Christy Gunn
- Born: 26 November 1985 (age 40)
- Height: 1.68 m (5 ft 6 in)
- Weight: 69 kg (152 lb)

Rugby union career

International career
- Years: Team / Apps / (Points)
- Hong Kong

National sevens team
- Years: Team /  / Comps
- Hong Kong

= Christy Gunn =

HK international rugby union player

Christy Gunn (born 26 November 1985) is a Hong Kong rugby union player. She represented Hong Kong when they debuted at the 2017 Rugby World Cup in Ireland.

== Rugby career ==

=== Sevens ===
She was selected for the Hong Kong sevens team as they sought to secure a core team spot for the 2015–2016 Sevens Series. In November, she was called up for the sevens team in the 2015 Asia Sevens Championships which was a qualification series for the 2016 Summer Olympics.

In January 2018, Gunn was named as co-captain of the sevens team when they competed at the Fiji Coral Coast 7s.
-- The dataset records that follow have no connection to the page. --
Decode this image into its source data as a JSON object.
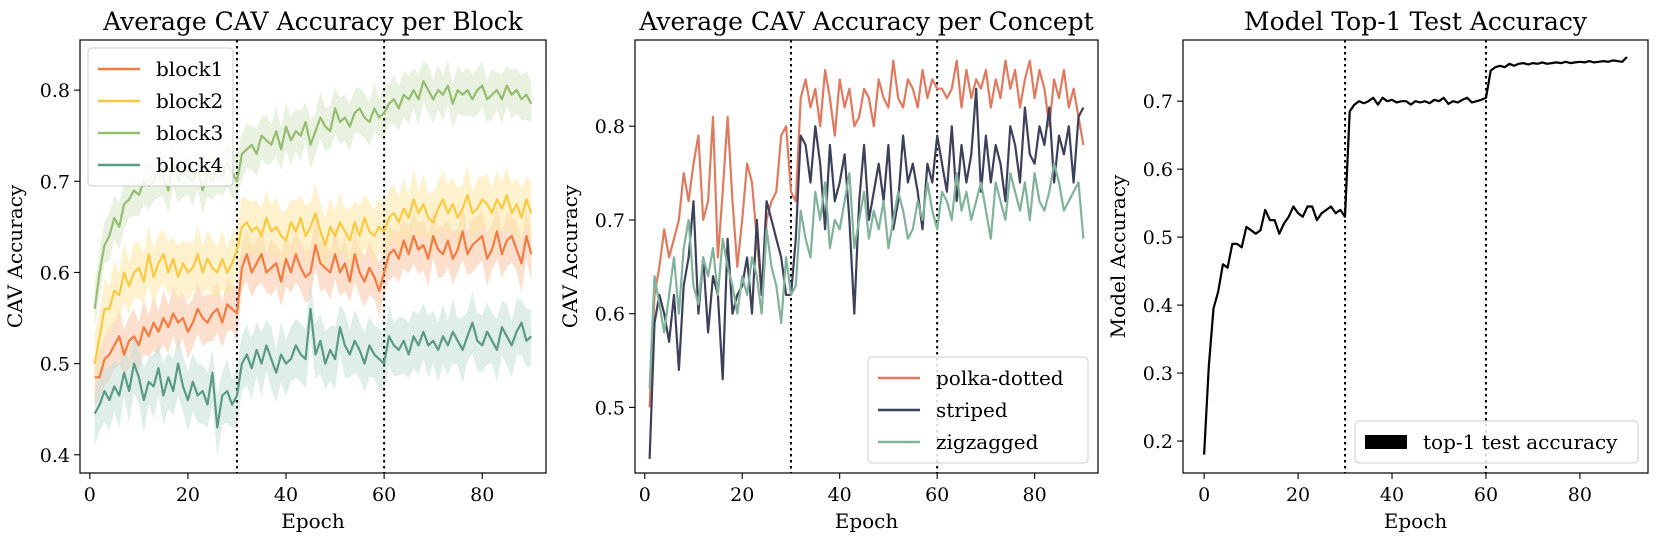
{
  "chart_data": [
    {
      "type": "line",
      "title": "Average CAV Accuracy per Block",
      "xlabel": "Epoch",
      "ylabel": "CAV Accuracy",
      "xlim": [
        -2,
        93
      ],
      "ylim": [
        0.38,
        0.855
      ],
      "xticks": [
        0,
        20,
        40,
        60,
        80
      ],
      "yticks": [
        0.4,
        0.5,
        0.6,
        0.7,
        0.8
      ],
      "ytick_labels": [
        "0.4",
        "0.5",
        "0.6",
        "0.7",
        "0.8"
      ],
      "vlines": [
        30,
        60
      ],
      "legend_position": "upper-left",
      "x_start": 1,
      "series": [
        {
          "name": "block1",
          "color": "#f47b3f",
          "band_color": "#fbc4a4",
          "band_halfwidth": 0.025,
          "values": [
            0.485,
            0.485,
            0.505,
            0.51,
            0.52,
            0.53,
            0.51,
            0.525,
            0.53,
            0.52,
            0.54,
            0.53,
            0.545,
            0.535,
            0.55,
            0.54,
            0.555,
            0.545,
            0.55,
            0.535,
            0.545,
            0.56,
            0.55,
            0.545,
            0.555,
            0.56,
            0.545,
            0.565,
            0.56,
            0.555,
            0.605,
            0.62,
            0.6,
            0.61,
            0.62,
            0.6,
            0.605,
            0.61,
            0.59,
            0.615,
            0.6,
            0.62,
            0.605,
            0.595,
            0.6,
            0.63,
            0.61,
            0.605,
            0.6,
            0.62,
            0.6,
            0.61,
            0.59,
            0.62,
            0.6,
            0.59,
            0.605,
            0.595,
            0.58,
            0.6,
            0.62,
            0.625,
            0.615,
            0.635,
            0.62,
            0.64,
            0.625,
            0.63,
            0.615,
            0.64,
            0.625,
            0.62,
            0.635,
            0.615,
            0.625,
            0.645,
            0.62,
            0.63,
            0.635,
            0.64,
            0.615,
            0.625,
            0.645,
            0.62,
            0.635,
            0.64,
            0.625,
            0.61,
            0.64,
            0.62
          ]
        },
        {
          "name": "block2",
          "color": "#f9c940",
          "band_color": "#fde7a6",
          "band_halfwidth": 0.028,
          "values": [
            0.5,
            0.53,
            0.56,
            0.56,
            0.58,
            0.575,
            0.6,
            0.585,
            0.6,
            0.605,
            0.59,
            0.62,
            0.595,
            0.61,
            0.62,
            0.6,
            0.615,
            0.595,
            0.61,
            0.6,
            0.605,
            0.62,
            0.6,
            0.615,
            0.605,
            0.6,
            0.615,
            0.6,
            0.61,
            0.625,
            0.65,
            0.655,
            0.645,
            0.65,
            0.64,
            0.66,
            0.645,
            0.65,
            0.64,
            0.635,
            0.655,
            0.645,
            0.66,
            0.64,
            0.65,
            0.665,
            0.645,
            0.63,
            0.65,
            0.64,
            0.655,
            0.645,
            0.635,
            0.655,
            0.64,
            0.66,
            0.645,
            0.64,
            0.65,
            0.645,
            0.66,
            0.665,
            0.655,
            0.67,
            0.66,
            0.68,
            0.665,
            0.675,
            0.66,
            0.655,
            0.67,
            0.68,
            0.665,
            0.675,
            0.66,
            0.67,
            0.685,
            0.665,
            0.67,
            0.68,
            0.675,
            0.665,
            0.68,
            0.67,
            0.685,
            0.665,
            0.675,
            0.66,
            0.68,
            0.665
          ]
        },
        {
          "name": "block3",
          "color": "#95bd6f",
          "band_color": "#d7e8c7",
          "band_halfwidth": 0.022,
          "values": [
            0.56,
            0.6,
            0.63,
            0.64,
            0.66,
            0.65,
            0.675,
            0.68,
            0.69,
            0.685,
            0.7,
            0.695,
            0.7,
            0.71,
            0.705,
            0.69,
            0.72,
            0.7,
            0.71,
            0.705,
            0.7,
            0.715,
            0.69,
            0.71,
            0.7,
            0.715,
            0.705,
            0.72,
            0.71,
            0.7,
            0.73,
            0.735,
            0.74,
            0.73,
            0.75,
            0.745,
            0.74,
            0.755,
            0.735,
            0.76,
            0.745,
            0.755,
            0.75,
            0.765,
            0.74,
            0.755,
            0.77,
            0.76,
            0.755,
            0.78,
            0.765,
            0.77,
            0.76,
            0.775,
            0.78,
            0.77,
            0.765,
            0.78,
            0.77,
            0.775,
            0.785,
            0.79,
            0.78,
            0.795,
            0.79,
            0.8,
            0.79,
            0.81,
            0.8,
            0.79,
            0.8,
            0.795,
            0.805,
            0.785,
            0.8,
            0.795,
            0.8,
            0.79,
            0.8,
            0.805,
            0.79,
            0.795,
            0.8,
            0.79,
            0.805,
            0.795,
            0.8,
            0.79,
            0.795,
            0.785
          ]
        },
        {
          "name": "block4",
          "color": "#5a9a85",
          "band_color": "#c6e0d8",
          "band_halfwidth": 0.03,
          "values": [
            0.445,
            0.455,
            0.47,
            0.46,
            0.475,
            0.465,
            0.49,
            0.47,
            0.5,
            0.485,
            0.46,
            0.48,
            0.475,
            0.495,
            0.465,
            0.485,
            0.47,
            0.5,
            0.475,
            0.46,
            0.48,
            0.465,
            0.47,
            0.455,
            0.49,
            0.43,
            0.465,
            0.47,
            0.455,
            0.465,
            0.5,
            0.51,
            0.495,
            0.515,
            0.5,
            0.52,
            0.505,
            0.49,
            0.51,
            0.5,
            0.505,
            0.52,
            0.51,
            0.505,
            0.56,
            0.51,
            0.525,
            0.5,
            0.515,
            0.505,
            0.54,
            0.52,
            0.51,
            0.525,
            0.515,
            0.5,
            0.52,
            0.51,
            0.505,
            0.5,
            0.53,
            0.52,
            0.515,
            0.525,
            0.51,
            0.53,
            0.52,
            0.535,
            0.52,
            0.525,
            0.515,
            0.53,
            0.52,
            0.535,
            0.525,
            0.515,
            0.53,
            0.545,
            0.525,
            0.52,
            0.535,
            0.525,
            0.515,
            0.54,
            0.53,
            0.52,
            0.535,
            0.545,
            0.525,
            0.53
          ]
        }
      ]
    },
    {
      "type": "line",
      "title": "Average CAV Accuracy per Concept",
      "xlabel": "Epoch",
      "ylabel": "CAV Accuracy",
      "xlim": [
        -2,
        93
      ],
      "ylim": [
        0.43,
        0.892
      ],
      "xticks": [
        0,
        20,
        40,
        60,
        80
      ],
      "yticks": [
        0.5,
        0.6,
        0.7,
        0.8
      ],
      "ytick_labels": [
        "0.5",
        "0.6",
        "0.7",
        "0.8"
      ],
      "vlines": [
        30,
        60
      ],
      "legend_position": "lower-right",
      "x_start": 1,
      "series": [
        {
          "name": "polka-dotted",
          "color": "#e07a5f",
          "values": [
            0.5,
            0.62,
            0.65,
            0.69,
            0.66,
            0.68,
            0.7,
            0.75,
            0.72,
            0.76,
            0.79,
            0.7,
            0.72,
            0.81,
            0.66,
            0.73,
            0.81,
            0.72,
            0.65,
            0.7,
            0.76,
            0.74,
            0.68,
            0.62,
            0.7,
            0.72,
            0.73,
            0.79,
            0.8,
            0.73,
            0.72,
            0.83,
            0.85,
            0.82,
            0.84,
            0.8,
            0.86,
            0.83,
            0.79,
            0.85,
            0.82,
            0.84,
            0.8,
            0.81,
            0.84,
            0.83,
            0.8,
            0.85,
            0.83,
            0.82,
            0.87,
            0.83,
            0.82,
            0.85,
            0.84,
            0.82,
            0.86,
            0.83,
            0.85,
            0.84,
            0.84,
            0.83,
            0.84,
            0.87,
            0.82,
            0.86,
            0.83,
            0.85,
            0.84,
            0.86,
            0.82,
            0.85,
            0.83,
            0.87,
            0.84,
            0.86,
            0.82,
            0.85,
            0.87,
            0.83,
            0.86,
            0.84,
            0.8,
            0.85,
            0.83,
            0.86,
            0.82,
            0.84,
            0.81,
            0.78
          ]
        },
        {
          "name": "striped",
          "color": "#3d405b",
          "values": [
            0.445,
            0.59,
            0.62,
            0.6,
            0.57,
            0.62,
            0.54,
            0.63,
            0.66,
            0.72,
            0.6,
            0.66,
            0.58,
            0.64,
            0.62,
            0.53,
            0.68,
            0.6,
            0.62,
            0.63,
            0.66,
            0.6,
            0.7,
            0.62,
            0.72,
            0.7,
            0.68,
            0.66,
            0.62,
            0.62,
            0.68,
            0.79,
            0.78,
            0.74,
            0.8,
            0.76,
            0.69,
            0.78,
            0.72,
            0.74,
            0.77,
            0.7,
            0.6,
            0.72,
            0.78,
            0.7,
            0.73,
            0.76,
            0.72,
            0.78,
            0.69,
            0.72,
            0.79,
            0.74,
            0.76,
            0.73,
            0.69,
            0.76,
            0.74,
            0.79,
            0.76,
            0.73,
            0.8,
            0.72,
            0.78,
            0.74,
            0.77,
            0.84,
            0.73,
            0.79,
            0.74,
            0.78,
            0.76,
            0.72,
            0.8,
            0.78,
            0.74,
            0.82,
            0.77,
            0.76,
            0.8,
            0.78,
            0.82,
            0.74,
            0.79,
            0.77,
            0.8,
            0.74,
            0.81,
            0.82
          ]
        },
        {
          "name": "zigzagged",
          "color": "#81b29a",
          "values": [
            0.52,
            0.64,
            0.61,
            0.58,
            0.62,
            0.66,
            0.6,
            0.67,
            0.7,
            0.63,
            0.61,
            0.66,
            0.64,
            0.67,
            0.62,
            0.68,
            0.65,
            0.63,
            0.6,
            0.64,
            0.62,
            0.66,
            0.64,
            0.6,
            0.69,
            0.65,
            0.63,
            0.59,
            0.66,
            0.62,
            0.63,
            0.71,
            0.68,
            0.66,
            0.73,
            0.7,
            0.74,
            0.67,
            0.7,
            0.69,
            0.72,
            0.75,
            0.67,
            0.7,
            0.73,
            0.68,
            0.71,
            0.69,
            0.72,
            0.67,
            0.7,
            0.73,
            0.71,
            0.68,
            0.69,
            0.72,
            0.7,
            0.74,
            0.71,
            0.69,
            0.73,
            0.72,
            0.7,
            0.75,
            0.71,
            0.73,
            0.7,
            0.72,
            0.74,
            0.71,
            0.68,
            0.74,
            0.72,
            0.7,
            0.75,
            0.73,
            0.71,
            0.74,
            0.7,
            0.75,
            0.72,
            0.71,
            0.73,
            0.76,
            0.74,
            0.71,
            0.72,
            0.73,
            0.74,
            0.68
          ]
        }
      ]
    },
    {
      "type": "line",
      "title": "Model Top-1 Test Accuracy",
      "xlabel": "Epoch",
      "ylabel": "Model Accuracy",
      "xlim": [
        -4.5,
        94.5
      ],
      "ylim": [
        0.153,
        0.79
      ],
      "xticks": [
        0,
        20,
        40,
        60,
        80
      ],
      "yticks": [
        0.2,
        0.3,
        0.4,
        0.5,
        0.6,
        0.7
      ],
      "ytick_labels": [
        "0.2",
        "0.3",
        "0.4",
        "0.5",
        "0.6",
        "0.7"
      ],
      "vlines": [
        30,
        60
      ],
      "legend_position": "lower-right",
      "x_start": 0,
      "series": [
        {
          "name": "top-1 test accuracy",
          "color": "#000000",
          "values": [
            0.18,
            0.31,
            0.395,
            0.42,
            0.46,
            0.455,
            0.49,
            0.49,
            0.485,
            0.515,
            0.51,
            0.505,
            0.51,
            0.54,
            0.525,
            0.525,
            0.505,
            0.52,
            0.53,
            0.545,
            0.535,
            0.53,
            0.545,
            0.545,
            0.525,
            0.535,
            0.54,
            0.545,
            0.535,
            0.54,
            0.53,
            0.685,
            0.695,
            0.7,
            0.697,
            0.7,
            0.705,
            0.695,
            0.705,
            0.7,
            0.702,
            0.698,
            0.7,
            0.7,
            0.695,
            0.7,
            0.698,
            0.7,
            0.697,
            0.702,
            0.7,
            0.705,
            0.696,
            0.7,
            0.698,
            0.702,
            0.705,
            0.698,
            0.7,
            0.702,
            0.705,
            0.745,
            0.75,
            0.752,
            0.75,
            0.755,
            0.752,
            0.755,
            0.756,
            0.754,
            0.756,
            0.755,
            0.757,
            0.755,
            0.756,
            0.757,
            0.756,
            0.758,
            0.756,
            0.757,
            0.758,
            0.757,
            0.759,
            0.757,
            0.758,
            0.759,
            0.758,
            0.76,
            0.759,
            0.758,
            0.765
          ]
        }
      ]
    }
  ]
}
She also captained the side when they competed at the 2018 Borneo Sevens in March as preparation for the Sevens Series Qualifier in April. She captained the squad again at the 2018 Hong Kong Women's Sevens which was a qualifier for the 2018–19 sevens series.

=== XVs ===
Gunn captained Hong Kong at the 2015 Asia Rugby Women's Championship. She was named in Hong Kong's training squad and then featured at the 2017 World Cup repechage tournament against Fiji and Japan. She eventually made the squad and competed for Hong Kong in their first Rugby World Cup appearance in 2017.

== Personal life ==
Gunn and her husband, Stuart, married in 2017.